Improvement of animal level efficiency and mitigation of enteric emissions

Most recent studies have shown the potential for dietary strategies (e.g., replacement of neutral detergent fiber with starch or replacement of alfalfa silage with corn silage) to mitigate enteric emissions from dairy productions systems. Supplementation of feed additives such as seaweed, 3-nitrooxypropanol (3-NOP) and nitrate have caught the attention because of their enteric emission mitigation potentials. For instance, 3-NOP could reduce upto 40% enteric emissions depending on dose and diet composition whereas seaweed could reduce upto 67% enteric methane depending on dose, animal type (e.g., dairy or beef) and seaweed species. However, it is yet quite unknown of how these feed additives work and how they affect intake, fiber digestibility, microbial protein synthesis and whole-farm greenhouse gas emissions. Thus, the overarching goal of our research is to improve the understanding and mechanism of how diets and feed additives (e.g., seaweed, 3-NOP) affect microbial genomics, fiber digestibility, enteric methane emission and efficiency of microbial protein synthesis. 

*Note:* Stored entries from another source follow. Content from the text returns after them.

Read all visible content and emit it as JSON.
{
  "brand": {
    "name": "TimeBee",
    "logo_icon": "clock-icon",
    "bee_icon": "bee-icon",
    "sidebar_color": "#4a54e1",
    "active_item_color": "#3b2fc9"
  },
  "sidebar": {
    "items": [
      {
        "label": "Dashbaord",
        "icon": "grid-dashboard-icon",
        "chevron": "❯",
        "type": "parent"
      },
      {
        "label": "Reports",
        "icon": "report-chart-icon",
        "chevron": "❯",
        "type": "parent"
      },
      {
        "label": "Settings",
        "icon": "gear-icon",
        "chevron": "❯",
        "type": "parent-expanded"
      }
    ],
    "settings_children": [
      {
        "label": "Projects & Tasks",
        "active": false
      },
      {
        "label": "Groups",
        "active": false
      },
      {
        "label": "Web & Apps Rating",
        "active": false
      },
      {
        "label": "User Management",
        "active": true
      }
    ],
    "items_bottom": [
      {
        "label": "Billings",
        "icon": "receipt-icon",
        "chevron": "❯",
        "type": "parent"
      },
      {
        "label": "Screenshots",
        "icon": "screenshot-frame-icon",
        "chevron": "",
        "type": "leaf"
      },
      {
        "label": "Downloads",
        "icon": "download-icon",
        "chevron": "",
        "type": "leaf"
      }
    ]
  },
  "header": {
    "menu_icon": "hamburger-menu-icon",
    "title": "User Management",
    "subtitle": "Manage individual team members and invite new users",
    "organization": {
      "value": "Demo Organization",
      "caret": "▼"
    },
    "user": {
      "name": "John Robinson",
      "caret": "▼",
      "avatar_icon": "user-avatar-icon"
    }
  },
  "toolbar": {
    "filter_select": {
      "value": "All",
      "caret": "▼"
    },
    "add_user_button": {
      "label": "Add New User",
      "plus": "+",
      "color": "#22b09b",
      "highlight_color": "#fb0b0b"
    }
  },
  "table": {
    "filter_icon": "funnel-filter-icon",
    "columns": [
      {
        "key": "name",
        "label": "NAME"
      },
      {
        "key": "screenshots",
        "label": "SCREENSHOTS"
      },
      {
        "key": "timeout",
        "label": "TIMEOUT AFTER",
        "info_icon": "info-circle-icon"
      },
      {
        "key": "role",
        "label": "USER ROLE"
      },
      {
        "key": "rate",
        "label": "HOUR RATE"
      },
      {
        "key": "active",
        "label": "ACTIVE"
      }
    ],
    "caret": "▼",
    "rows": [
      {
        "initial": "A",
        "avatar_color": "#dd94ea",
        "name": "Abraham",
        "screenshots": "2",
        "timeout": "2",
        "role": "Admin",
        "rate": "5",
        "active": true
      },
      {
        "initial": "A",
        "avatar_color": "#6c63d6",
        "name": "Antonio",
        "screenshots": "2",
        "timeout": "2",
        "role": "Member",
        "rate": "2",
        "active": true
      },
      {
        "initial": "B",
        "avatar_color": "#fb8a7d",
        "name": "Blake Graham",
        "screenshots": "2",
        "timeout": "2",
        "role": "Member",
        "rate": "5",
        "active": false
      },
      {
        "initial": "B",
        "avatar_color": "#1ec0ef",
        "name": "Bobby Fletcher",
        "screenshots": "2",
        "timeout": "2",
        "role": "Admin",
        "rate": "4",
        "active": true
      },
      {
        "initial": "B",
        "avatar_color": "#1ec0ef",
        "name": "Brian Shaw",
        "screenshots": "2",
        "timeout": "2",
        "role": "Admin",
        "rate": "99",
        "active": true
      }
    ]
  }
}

Mitigation of greenhouse gas and ammonia emissions from manure management systems

Manure is the second significant source of greenhouse gas from the dairy production systems. Additionally, manure affects both water and air quality negatively due to nitrate leaching and ammonia emissions, respectively. Manure ammonia from dairy production systems which could possibly be the greatest concern may account for up to 50% of the total regional ammonia emissions in some regions such as Pennsylvania, USA. Nitrate leaching and nitrate contamination of drinking water is the growing concern for some regions (e.g., Wisconsin, USA). Often, ruminant diets contain excessive nitrogen and phosphorus which are excreted via manure. Thus, proper ration management could potentially reduce the nutrient excretions and reduce negative impacts on air and water quality. Therefore, the primary goal of our team is to explore animal and dietary factors that could potentially reduce the excretions of manure nutrients particularly nitrogen and phosphorus and subsequent nitrate leaching, ammonia and greenhouse gas emissions. We will explore the opportunity to collaborate with soil scientist or agronomist and waste management specialist to initiate project looking at impact of manure composition, treatment and microbial profile of manure and soil on manure greenhouse gas emissions.

Farm (system) level sustainability assessment using life cycle assessment (LCA) as a tool

Our previous research findings demonstrated that dietary mitigation strategies of enteric emission should be evaluated at the whole-farm level accounting for their impacts on upstream (e.g., feed production) and downstream emissions (e.g., manure chain emissions). Additionally, most LCA studies assume no change in soil organic carbon stock due to lack of data availability though soil carbon stock may change over time depending on vegetation type, soil management practices and soil characteristics. Thus, our research goal in this sub-field is to evaluate and compare alternative feeding management (e.g., grass vs. legume, zero grazing vs. managed grazing) and greenhouse gas mitigation strategies using integrated (holistic) life cycle assessment approach on carbon footprint (with or without accounted for soil carbon stock change), water footprint and eutrophication potential. Currently, we are also working on a pilot project that is looking for impact of incorporating multifunctionalities of dual-purpose cattle raised in extensive system on milk and beef carbon footprint. However, it is difficult and complex to allocate emissions into different cattle functionalities. Therefore, we would like to extend this project aiming to find out the best allocation methods for different functionalities of cattle. Furthermore, strong background and interest in quantitative genetics and statistics will enable us to analyze and interpret large amount of data generated by the automated and robotic systems, and data-collecting sensors aiming to improve precision livestock management.